I want to say that since we have a perfect matching, doesn't that immediately imply that $|X|=|Y|$? I'm not sure how to word my proof for these because I feel like some things are implied directly.
Best Answer
a -> b: we will assume a third minimum vertex cover and reach contradiction. a third vertex cover will consist of a subset $X' \subset X$ and a subset $Y' \subset Y$. $X - X'$ and $Y - Y'$ thus share no edges. it means that in every perfect matching $X - X'$ is matched with $Y'$ and $Y - Y'$ is matched with $X'$. $X'$ and $Y'$ must have edges between them otherwise G is not connected, however these edges cannot be a part of any perfect matching, leading to a contradiction.
b -> c: if for some $Y' \subset Y$: $|N(Y')| \leq |Y'|$, then $Y - Y' + N(Y')$ is a vertex cover with length equal or smaller than $Y$.
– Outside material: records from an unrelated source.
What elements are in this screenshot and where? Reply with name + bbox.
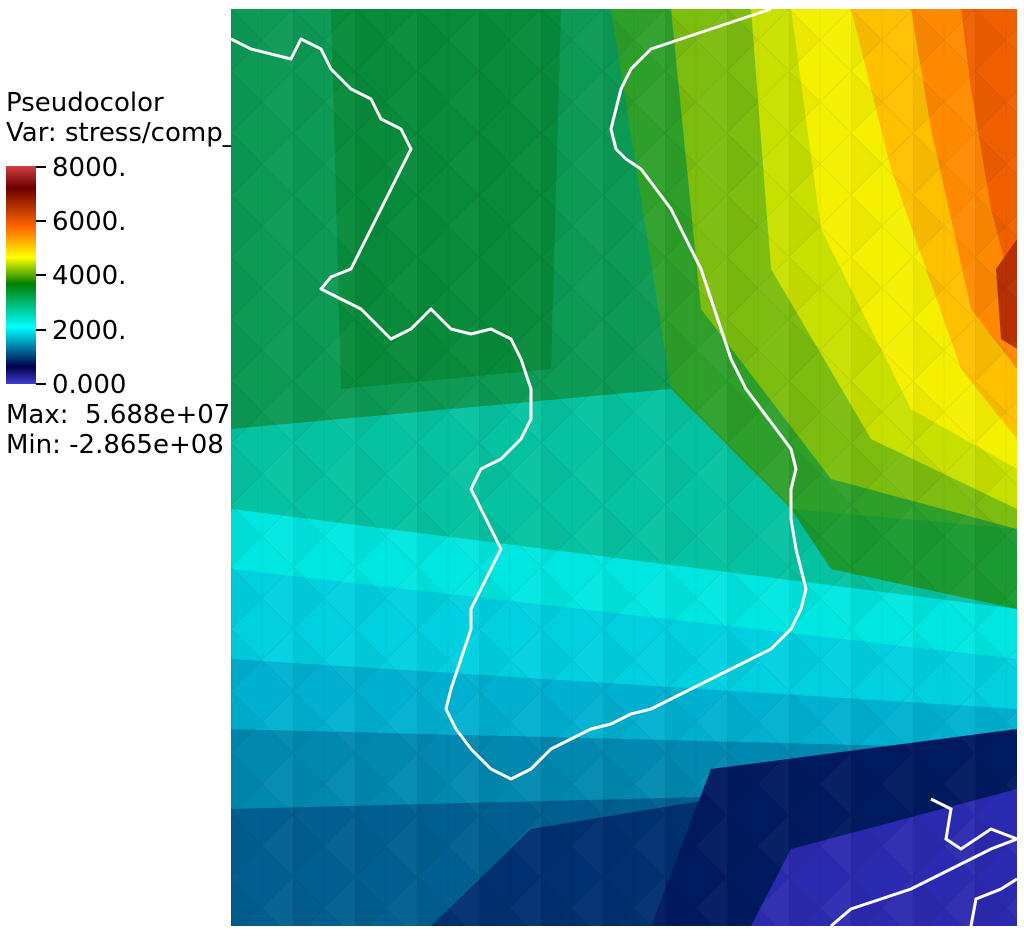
- colorbar-tick: [36, 274, 46, 276]
- legend-variable: Var: stress/comp_0: [6, 118, 253, 148]
- pseudocolor-plot: [231, 9, 1017, 926]
- coastline: [830, 837, 1017, 926]
- coastline: [930, 797, 1017, 851]
- min-value: Min: -2.865e+08: [6, 430, 224, 460]
- coastline: [969, 877, 1017, 926]
- colorbar-label: 2000.: [52, 316, 127, 346]
- colorbar-tick: [36, 329, 46, 331]
- colorbar-tick: [36, 220, 46, 222]
- colorbar-label: 4000.: [52, 261, 127, 291]
- colorbar-label: 6000.: [52, 207, 127, 237]
- max-value: Max: 5.688e+07: [6, 400, 231, 430]
- colorbar-tick: [36, 383, 46, 385]
- coastline: [231, 9, 808, 781]
- legend-plot-type: Pseudocolor: [6, 88, 164, 118]
- colorbar-label: 0.000: [52, 370, 127, 400]
- colorbar-tick: [36, 166, 46, 168]
- colorbar-label: 8000.: [52, 153, 127, 183]
- color-bar: [6, 166, 36, 384]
c -> a: first a proof by contradiction that G is connected. for a maximal disconnected component $G' \subset G$, $|G' \cap Y| +1\leq |G' \cap X|$ since the Y part of $G'$ has at least $|N(G' \cap Y)| + 1$ many neighbors. however the part of Y not in $G'$ also has more neighbors than its length, so it must have a neighbor in $G' \cap X$, leading to a contradiction. we will now construct a perfect matching using any arbitrary edge. for any edge $xy$ we can construct a perfect matching between $X-x$ and $Y-y$. by removing $y$ from $Y$, it is still true that for any $Y' \subset Y-y$: $|N(Y')| \geq Y'+1$, removing $x$ from $X$ still leaves us with $|N(Y')| \geq Y'$, which is Hall's marriage theorem condition for a perfect matching. add the edge $xy$ to the mix and we have a perfect matching between $X$ to $Y$ using any arbitrary edge $xy$.